Gefühle gehören zu unserem Leben existenziell dazu. Allerdings liebt es wohl keiner, wenn Scham, Angst, Trauer und Wut über unser Leben hereinbrechen und all das wegspülen, was gerade noch selbstverständlich war. Diese Gefühle ignorieren wir nur allzu gerne und versuchen sie zu betäuben, zu verdrängen oder mit zu vielBeschäftigung einfach nicht wahrnehmen zu müssen. Aber auch diese Gefühle habenein Recht auf Anerkennung und auf einen Raum in unserem Leben. Deswegen braucht es für all unsere Gefühle einen guten Umgang und die Fähigkeit, sie wahrzunehmen und entsprechend zu bearbeiten.
Die Bibel ist zutiefst davon überzeugt, dass Gott Emotionen kennt und sie auch selbst empfindet. So wird in der Bibel immer wieder davon berichtet, welche Freude Gott hat, wenn er sich seine Schöpfung anschaut oder wenn die Menschen begegnen, die bereit sind, ihm zu vertrauen. Es wird von Gottes Zorn erzählt, der sich in ihm breit macht, wenn Menschen seine Liebe einfach ablehnen. Es wird immer wieder von einem eifernden Gott erzählt, der sich nichts sehnlicher wünscht, als dass die Menschen das Gute annehmen, dass er für sie bereithält.
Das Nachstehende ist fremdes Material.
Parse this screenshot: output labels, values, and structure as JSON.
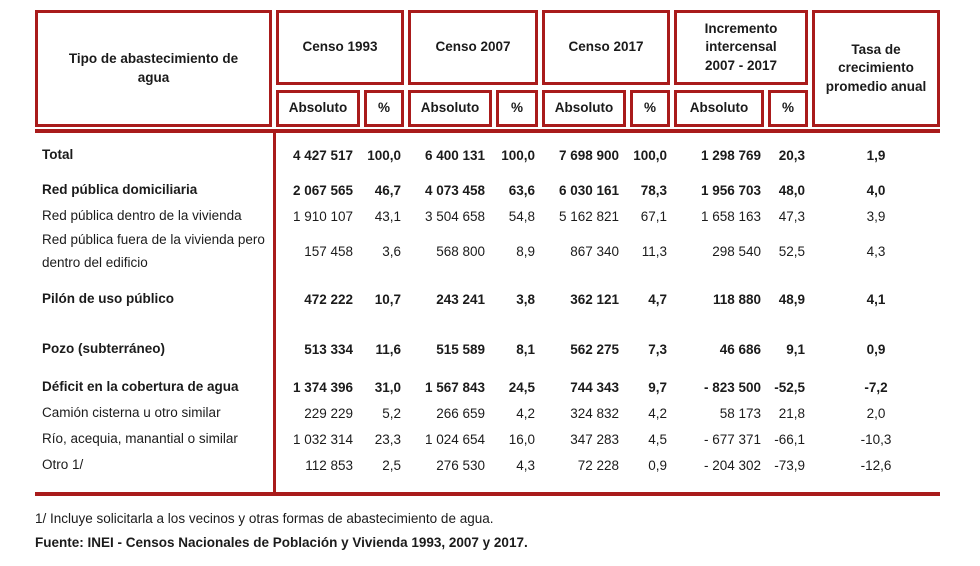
{
  "colors": {
    "table_red": "#A91B1B",
    "text": "#1B1B1B"
  },
  "table": {
    "header": {
      "tipo": "Tipo de abastecimiento de agua",
      "groups": [
        "Censo 1993",
        "Censo 2007",
        "Censo 2017",
        "Incremento intercensal 2007 - 2017"
      ],
      "absoluto": "Absoluto",
      "pct": "%",
      "tasa": "Tasa de crecimiento promedio anual"
    },
    "rows": [
      {
        "label": "Total",
        "bold": true,
        "gap_before": "",
        "values": [
          "4 427 517",
          "100,0",
          "6 400 131",
          "100,0",
          "7 698 900",
          "100,0",
          "1 298 769",
          "20,3",
          "1,9"
        ]
      },
      {
        "label": "Red pública domiciliaria",
        "bold": true,
        "gap_before": "sm",
        "values": [
          "2 067 565",
          "46,7",
          "4 073 458",
          "63,6",
          "6 030 161",
          "78,3",
          "1 956 703",
          "48,0",
          "4,0"
        ]
      },
      {
        "label": "Red pública dentro de la vivienda",
        "bold": false,
        "gap_before": "",
        "values": [
          "1 910 107",
          "43,1",
          "3 504 658",
          "54,8",
          "5 162 821",
          "67,1",
          "1 658 163",
          "47,3",
          "3,9"
        ]
      },
      {
        "label": "Red pública fuera de la vivienda pero dentro del edificio",
        "bold": false,
        "gap_before": "",
        "values": [
          "157 458",
          "3,6",
          "568 800",
          "8,9",
          "867 340",
          "11,3",
          "298 540",
          "52,5",
          "4,3"
        ]
      },
      {
        "label": "Pilón de uso público",
        "bold": true,
        "gap_before": "md",
        "values": [
          "472 222",
          "10,7",
          "243 241",
          "3,8",
          "362 121",
          "4,7",
          "118 880",
          "48,9",
          "4,1"
        ]
      },
      {
        "label": "Pozo (subterráneo)",
        "bold": true,
        "gap_before": "lg",
        "values": [
          "513 334",
          "11,6",
          "515 589",
          "8,1",
          "562 275",
          "7,3",
          "46 686",
          "9,1",
          "0,9"
        ]
      },
      {
        "label": "Déficit en la cobertura de agua",
        "bold": true,
        "gap_before": "md",
        "values": [
          "1 374 396",
          "31,0",
          "1 567 843",
          "24,5",
          "744 343",
          "9,7",
          "- 823 500",
          "-52,5",
          "-7,2"
        ]
      },
      {
        "label": "Camión cisterna u otro similar",
        "bold": false,
        "gap_before": "",
        "values": [
          "229 229",
          "5,2",
          "266 659",
          "4,2",
          "324 832",
          "4,2",
          "58 173",
          "21,8",
          "2,0"
        ]
      },
      {
        "label": "Río, acequia, manantial o similar",
        "bold": false,
        "gap_before": "",
        "values": [
          "1 032 314",
          "23,3",
          "1 024 654",
          "16,0",
          "347 283",
          "4,5",
          "- 677 371",
          "-66,1",
          "-10,3"
        ]
      },
      {
        "label": "Otro 1/",
        "bold": false,
        "gap_before": "",
        "values": [
          "112 853",
          "2,5",
          "276 530",
          "4,3",
          "72 228",
          "0,9",
          "- 204 302",
          "-73,9",
          "-12,6"
        ]
      }
    ]
  },
  "notes": {
    "footnote": "1/ Incluye solicitarla a los vecinos y otras formas de abastecimiento de agua.",
    "source": "Fuente: INEI - Censos Nacionales de Población y Vivienda 1993, 2007 y 2017."
  }
}
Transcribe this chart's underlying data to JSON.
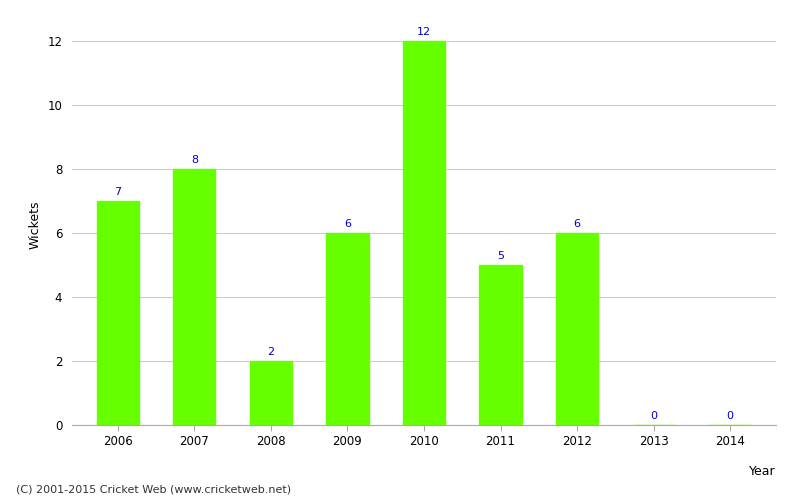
{
  "years": [
    "2006",
    "2007",
    "2008",
    "2009",
    "2010",
    "2011",
    "2012",
    "2013",
    "2014"
  ],
  "wickets": [
    7,
    8,
    2,
    6,
    12,
    5,
    6,
    0,
    0
  ],
  "bar_color": "#66ff00",
  "label_color": "#0000cc",
  "xlabel": "Year",
  "ylabel": "Wickets",
  "ylim_max": 12.5,
  "yticks": [
    0,
    2,
    4,
    6,
    8,
    10,
    12
  ],
  "grid_color": "#cccccc",
  "background_color": "#ffffff",
  "footer": "(C) 2001-2015 Cricket Web (www.cricketweb.net)",
  "bar_width": 0.55,
  "label_fontsize": 8,
  "axis_label_fontsize": 9,
  "tick_fontsize": 8.5,
  "footer_fontsize": 8
}
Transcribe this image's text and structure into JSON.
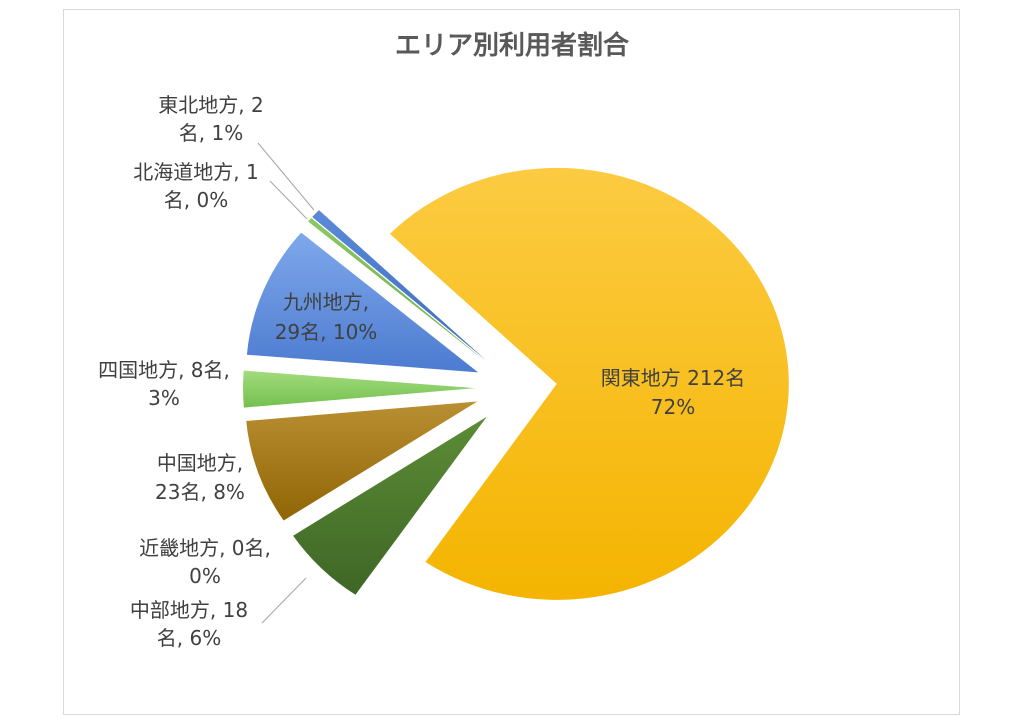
{
  "chart_data": {
    "type": "pie",
    "title": "エリア別利用者割合",
    "categories": [
      "北海道地方",
      "東北地方",
      "関東地方",
      "中部地方",
      "近畿地方",
      "中国地方",
      "四国地方",
      "九州地方"
    ],
    "values": [
      1,
      2,
      212,
      18,
      0,
      23,
      8,
      29
    ],
    "percentages": [
      0,
      1,
      72,
      6,
      0,
      8,
      3,
      10
    ],
    "exploded": true,
    "data_labels": [
      [
        "北海道地方, 1",
        "名, 0%"
      ],
      [
        "東北地方, 2",
        "名, 1%"
      ],
      [
        "関東地方 212名",
        "72%"
      ],
      [
        "中部地方, 18",
        "名, 6%"
      ],
      [
        "近畿地方, 0名,",
        "0%"
      ],
      [
        "中国地方,",
        "23名, 8%"
      ],
      [
        "四国地方, 8名,",
        "3%"
      ],
      [
        "九州地方,",
        "29名, 10%"
      ]
    ],
    "colors": [
      [
        "#8CC866",
        "#6EAD45"
      ],
      [
        "#5A8AD8",
        "#3E6CC0"
      ],
      [
        "#FCCB42",
        "#F4B400"
      ],
      [
        "#5C8C36",
        "#3E6626"
      ],
      [
        "#BDBDBD",
        "#9A9A9A"
      ],
      [
        "#B98F33",
        "#8F6505"
      ],
      [
        "#A2DC7E",
        "#74C04E"
      ],
      [
        "#7FA8EB",
        "#4C7BD0"
      ]
    ]
  }
}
Emotionen sind existenzieller Bestandteil Gottes und deswegen gehören Emotionen zum Menschen dazu und machen uns erst zu einem wahren und echten Ebenbild Gottes. Wann immer wir unsere Emotionen ablehnen, sie ignorieren oder sie nicht wahrhaben wollen, sind wir deswegen auch nur ein Zerrbild dessen, was es meint, Gott ähnlich zu sein.
Ein großer Lehrmeister im Umgang mit den Gefühlen war Ignatius von Loyola. Ihm ging es um einen guten Ausgleich zwischen Kopf und Herz, zwischen Verstand und Gefühlen. Er wollte den Menschen eine Möglichkeit geben, ihre Gefühlsmuskulatur zu trainieren, damit sie sensibel werden für die Vorgänge in ihrem Inneren.
Da Gott uns Menschen durch und durch kennt, weiß er eben auch um unsere Gefühle. Deswegen unterschied Ignatius zwei grundlegende Dimensionen. Die eine war Misstrost, worunter alle Gefühle fallen, die in unserem Inneren Turbulenzen auslösen, Unruhe. Gefühle, die letztendlich unsere Lebensqualität mindern.
Auf der anderen Seite Trost: Das sind all jene Gefühle, die innere Klarheit, die inneren Frieden und innere Ruhe in uns auslösen und damit das Leben fördern.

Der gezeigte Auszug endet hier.